Sur la décision portant obligation de quitter le territoire français :

2. En premier lieu, aux termes de l'article L. 211-2 du code des relations entre le public et l'administration : " Les personnes physiques ou morales ont le droit d'être informées sans délai des motifs des décisions administratives individuelles défavorables qui les concernent. / A cet effet, doivent être motivées les décisions qui : / 1° Restreignent l'exercice des libertés publiques ou, de manière générale, constituent une mesure de police (...). Aux termes de l'article L. 211-5 du même code : " La motivation exigée par le présent chapitre doit être écrite et comporter l'énoncé des considérations de droit et de fait qui constituent le fondement de la décision ".
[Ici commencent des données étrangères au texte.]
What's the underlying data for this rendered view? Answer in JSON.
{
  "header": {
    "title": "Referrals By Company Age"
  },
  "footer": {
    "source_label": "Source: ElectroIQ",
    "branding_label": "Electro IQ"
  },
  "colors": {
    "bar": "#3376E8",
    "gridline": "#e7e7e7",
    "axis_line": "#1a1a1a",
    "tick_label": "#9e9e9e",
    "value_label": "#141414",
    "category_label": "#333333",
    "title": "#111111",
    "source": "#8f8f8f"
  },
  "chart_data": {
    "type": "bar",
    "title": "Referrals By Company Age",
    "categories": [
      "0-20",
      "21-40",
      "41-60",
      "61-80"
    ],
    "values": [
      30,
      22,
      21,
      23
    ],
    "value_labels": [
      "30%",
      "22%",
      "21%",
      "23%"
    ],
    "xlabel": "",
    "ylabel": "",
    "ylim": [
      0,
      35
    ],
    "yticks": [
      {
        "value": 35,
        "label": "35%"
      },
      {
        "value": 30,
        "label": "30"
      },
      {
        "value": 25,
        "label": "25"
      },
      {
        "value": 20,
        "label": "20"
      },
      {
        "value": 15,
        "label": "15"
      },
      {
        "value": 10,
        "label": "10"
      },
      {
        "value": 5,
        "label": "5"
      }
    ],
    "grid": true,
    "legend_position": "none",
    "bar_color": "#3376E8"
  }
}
3. Il ressort des termes de la décision contestée que pour obliger M. B... à quitter le territoire français, la préfète du Bas-Rhin, après avoir visé la convention européenne de sauvegarde des droits de l'homme et des libertés fondamentales, notamment ses articles 3 et 8, ainsi que les dispositions pertinentes du code de l'entrée et du séjour des étrangers et du droit d'asile, a rappelé les principaux éléments de la situation administrative et personnelle de l'intéressé en indiquant notamment qu'il a déclaré être entré régulièrement en France le 25 octobre 2016 sans pouvoir le démontrer, que sa demande d'asile a été rejetée, que le dossier de sa demande de réexamen de demande d'asile a été clôturé en 2019, qu'il a fait l'objet de trois mesures d'éloignement auxquelles il n'a pas déféré, que ses demandes d'autorisation provisoire de séjour en qualité de parent d'enfant malade ont été rejetées en 2018 et 2020, que l'intéressé n'entrait pas dans le champ des dispositions de l'article L. 611-3 du code de l'entrée et du séjour des étrangers et du droit d'asile relatif aux protections contre l'éloignement, qu'il s'est maintenu irrégulièrement sur le territoire français et que son épouse étant dans la même situation administrative et leurs deux enfants étant mineurs, rien ne s'oppose à ce que la cellule familiale se recompose dans leur pays d'origine. La seule circonstance que la dernière phrase du motif de l'arrêté attaqué relatif à sa vie privée et familiale soit incomplète et ne précise pas, en l'espèce, les attaches familiales qu'il conservait en Albanie, demeure sans incidence sur la légalité de la mesure d'éloignement dès lors que les éléments ci-dessus rappelés l'ont mis à même de comprendre les motifs de cette décision et de pouvoir en débattre utilement. Dans ces conditions, le requérant n'est pas fondé à soutenir que la décision contestée serait entachée d'une insuffisance de motivation.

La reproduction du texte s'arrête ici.